Re: futrzaste momenty
: pn sty 07, 2013 12:03 am
autor: saszenka
Przyznam się szczerze i po cichutku, że lękam się tylko Gaby... Reszta jest słodziutka i milusia, ale ten mały potwór potrafi znienacka dziabnąć! Nie że tak do mięsa czy coś, ale nawet serdeczne złapanie zębem w usta jest dosyć niesympatyczne - a to praktykuje najczęściej

Starszaki są zaś takimi sympatycznymi naleśnikami, że nic tylko miziać i miziać bez oporów

Re: futrzaste momenty
: śr sty 09, 2013 3:57 pm
autor: BlackRat
Widać, że impreza sylwestrowa dziewczyn przednia była, padnięte jak zwłoki na tych zdjęciach
U nas było najciekawiej: wróciłam ok. 20tej z pracy z 39cio stopniową gorączką i poszłam spać, dzieci również
Co do włosów, to moje gnojki uwielbiają ciągać mnie za kucyk, zwłaszcza Kofi, a to wcale takie delikatne nie jest

Re: futrzaste momenty
: śr sty 09, 2013 4:25 pm
autor: saszenka
Ostatnio w ogóle jakieś padnięte są. Nawet Gandzik daje się tarmosić podczas leżakowania.

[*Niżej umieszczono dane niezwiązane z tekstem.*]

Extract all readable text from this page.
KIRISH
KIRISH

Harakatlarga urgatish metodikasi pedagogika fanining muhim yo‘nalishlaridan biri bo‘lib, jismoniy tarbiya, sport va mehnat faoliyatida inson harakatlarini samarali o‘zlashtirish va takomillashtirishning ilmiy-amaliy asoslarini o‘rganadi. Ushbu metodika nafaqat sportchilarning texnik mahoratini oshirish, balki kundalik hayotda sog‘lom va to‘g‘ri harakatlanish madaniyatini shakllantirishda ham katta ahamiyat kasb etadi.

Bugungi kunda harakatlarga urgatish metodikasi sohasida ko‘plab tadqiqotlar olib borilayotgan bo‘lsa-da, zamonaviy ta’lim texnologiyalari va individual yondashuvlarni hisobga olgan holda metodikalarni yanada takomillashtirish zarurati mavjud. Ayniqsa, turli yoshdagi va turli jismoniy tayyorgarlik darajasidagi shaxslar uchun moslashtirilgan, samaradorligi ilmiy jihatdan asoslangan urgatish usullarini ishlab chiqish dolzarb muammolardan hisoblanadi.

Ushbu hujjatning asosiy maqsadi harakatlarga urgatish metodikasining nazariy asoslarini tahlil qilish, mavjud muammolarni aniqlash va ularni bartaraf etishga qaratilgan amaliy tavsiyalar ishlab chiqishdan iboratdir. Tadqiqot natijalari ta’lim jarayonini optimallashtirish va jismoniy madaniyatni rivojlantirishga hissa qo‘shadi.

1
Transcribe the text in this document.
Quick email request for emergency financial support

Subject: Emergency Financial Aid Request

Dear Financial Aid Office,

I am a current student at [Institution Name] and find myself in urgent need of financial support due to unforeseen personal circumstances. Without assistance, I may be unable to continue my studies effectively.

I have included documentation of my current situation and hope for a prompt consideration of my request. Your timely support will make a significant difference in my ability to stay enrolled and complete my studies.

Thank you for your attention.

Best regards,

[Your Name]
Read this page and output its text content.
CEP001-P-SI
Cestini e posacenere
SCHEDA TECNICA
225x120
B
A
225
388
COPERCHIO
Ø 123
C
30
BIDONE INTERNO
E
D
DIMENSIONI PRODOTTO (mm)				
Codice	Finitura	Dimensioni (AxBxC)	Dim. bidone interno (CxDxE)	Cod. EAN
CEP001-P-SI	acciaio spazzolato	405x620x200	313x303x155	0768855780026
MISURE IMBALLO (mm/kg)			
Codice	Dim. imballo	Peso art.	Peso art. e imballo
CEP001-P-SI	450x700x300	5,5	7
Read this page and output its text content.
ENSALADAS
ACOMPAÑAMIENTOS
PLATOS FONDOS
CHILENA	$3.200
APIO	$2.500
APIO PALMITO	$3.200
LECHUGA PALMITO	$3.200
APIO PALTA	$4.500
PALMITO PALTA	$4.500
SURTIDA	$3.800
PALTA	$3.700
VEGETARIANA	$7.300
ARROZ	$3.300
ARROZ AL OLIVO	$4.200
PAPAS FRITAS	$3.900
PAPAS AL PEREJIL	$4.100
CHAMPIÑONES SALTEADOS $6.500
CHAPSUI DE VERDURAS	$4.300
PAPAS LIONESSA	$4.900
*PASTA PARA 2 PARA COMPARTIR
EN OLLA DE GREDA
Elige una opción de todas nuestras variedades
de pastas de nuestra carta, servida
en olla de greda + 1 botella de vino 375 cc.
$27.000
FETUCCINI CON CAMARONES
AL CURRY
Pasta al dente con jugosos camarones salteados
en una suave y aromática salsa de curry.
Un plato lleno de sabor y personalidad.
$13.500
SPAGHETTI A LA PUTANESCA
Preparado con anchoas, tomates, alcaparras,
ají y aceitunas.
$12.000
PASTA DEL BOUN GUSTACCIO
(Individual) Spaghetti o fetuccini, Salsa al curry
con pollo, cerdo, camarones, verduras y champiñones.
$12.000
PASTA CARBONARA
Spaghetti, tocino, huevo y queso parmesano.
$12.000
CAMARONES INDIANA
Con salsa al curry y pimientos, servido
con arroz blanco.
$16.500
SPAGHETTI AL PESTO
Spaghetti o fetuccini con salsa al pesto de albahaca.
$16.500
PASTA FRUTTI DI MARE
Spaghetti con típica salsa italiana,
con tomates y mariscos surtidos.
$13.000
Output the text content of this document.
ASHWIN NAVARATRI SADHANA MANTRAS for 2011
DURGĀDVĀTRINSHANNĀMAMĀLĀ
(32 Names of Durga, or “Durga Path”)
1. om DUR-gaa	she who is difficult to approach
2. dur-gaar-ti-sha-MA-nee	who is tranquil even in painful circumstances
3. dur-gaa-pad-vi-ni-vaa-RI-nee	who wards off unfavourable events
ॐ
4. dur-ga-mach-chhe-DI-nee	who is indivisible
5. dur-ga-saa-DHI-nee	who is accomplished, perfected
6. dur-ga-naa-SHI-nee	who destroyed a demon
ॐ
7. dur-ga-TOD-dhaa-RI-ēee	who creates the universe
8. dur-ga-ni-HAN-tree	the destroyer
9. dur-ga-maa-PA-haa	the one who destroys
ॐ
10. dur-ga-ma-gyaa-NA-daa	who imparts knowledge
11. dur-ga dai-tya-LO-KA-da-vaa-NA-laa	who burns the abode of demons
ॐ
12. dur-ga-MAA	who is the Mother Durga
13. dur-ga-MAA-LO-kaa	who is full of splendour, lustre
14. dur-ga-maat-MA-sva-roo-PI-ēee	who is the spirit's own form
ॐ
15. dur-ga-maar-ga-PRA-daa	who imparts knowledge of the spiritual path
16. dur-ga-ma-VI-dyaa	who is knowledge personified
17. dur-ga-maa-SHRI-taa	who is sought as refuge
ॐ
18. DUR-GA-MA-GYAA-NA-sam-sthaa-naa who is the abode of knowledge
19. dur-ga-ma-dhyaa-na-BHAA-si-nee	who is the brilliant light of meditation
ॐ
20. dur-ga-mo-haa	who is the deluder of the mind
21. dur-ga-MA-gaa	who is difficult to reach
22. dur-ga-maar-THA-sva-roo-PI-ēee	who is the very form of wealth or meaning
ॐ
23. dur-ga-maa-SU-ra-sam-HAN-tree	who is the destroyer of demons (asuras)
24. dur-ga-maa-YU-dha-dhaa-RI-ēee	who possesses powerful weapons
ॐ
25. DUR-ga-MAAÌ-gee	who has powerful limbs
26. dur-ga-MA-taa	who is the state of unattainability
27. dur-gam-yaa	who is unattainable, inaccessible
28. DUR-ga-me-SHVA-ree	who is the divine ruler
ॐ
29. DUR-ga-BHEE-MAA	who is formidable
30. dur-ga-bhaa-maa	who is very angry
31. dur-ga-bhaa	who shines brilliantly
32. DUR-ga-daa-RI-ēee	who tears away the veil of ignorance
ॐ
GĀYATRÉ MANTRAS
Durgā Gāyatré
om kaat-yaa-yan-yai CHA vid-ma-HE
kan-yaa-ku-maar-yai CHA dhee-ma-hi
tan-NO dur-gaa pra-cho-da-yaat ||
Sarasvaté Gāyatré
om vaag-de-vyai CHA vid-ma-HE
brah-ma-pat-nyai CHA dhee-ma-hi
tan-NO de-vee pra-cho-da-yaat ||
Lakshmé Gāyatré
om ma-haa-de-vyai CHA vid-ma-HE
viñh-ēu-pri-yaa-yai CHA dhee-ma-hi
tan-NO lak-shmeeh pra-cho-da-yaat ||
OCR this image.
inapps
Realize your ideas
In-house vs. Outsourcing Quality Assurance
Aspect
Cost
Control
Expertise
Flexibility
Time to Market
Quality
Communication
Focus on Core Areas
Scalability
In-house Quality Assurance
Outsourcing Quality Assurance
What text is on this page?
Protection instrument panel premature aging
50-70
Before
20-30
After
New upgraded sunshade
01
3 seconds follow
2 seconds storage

Kilka razy nawet siłą budziłam, bo kto to widział żeby podejść śpiącą donGandzię i miziać na wszystkie strony a ona nic! Można nogę wyciągnąć, głaskać stopę, brzuszek, pod bródką - nic! Takie toto leniwe i miziaste się porobiło

Mam jednak podejrzenia, że dziewczyny nie polubiły się z Gabą

Jak tylko zaczynam się z nią bawić, to reszta się obraża i idzie do klatki. Jak tylko mają możliwość uciekają w najdalszy kąt i bunkrują się przed nią. Coraz częściej śpią osobno: 3 i 1. No i na wybiegu nie mogę się bawić ze wszystkimi: albo z siostrami albo z Gabą

A do tego Greta i Gytia mają wygryzione futerko na pysiu, i teraz nie wiem czy to od bójki (ale nic nie było takiego) czy od iskania jak u Black (akurat umiejscowienie się zgadza, bo Gaba najczęściej buzie iska). Ech!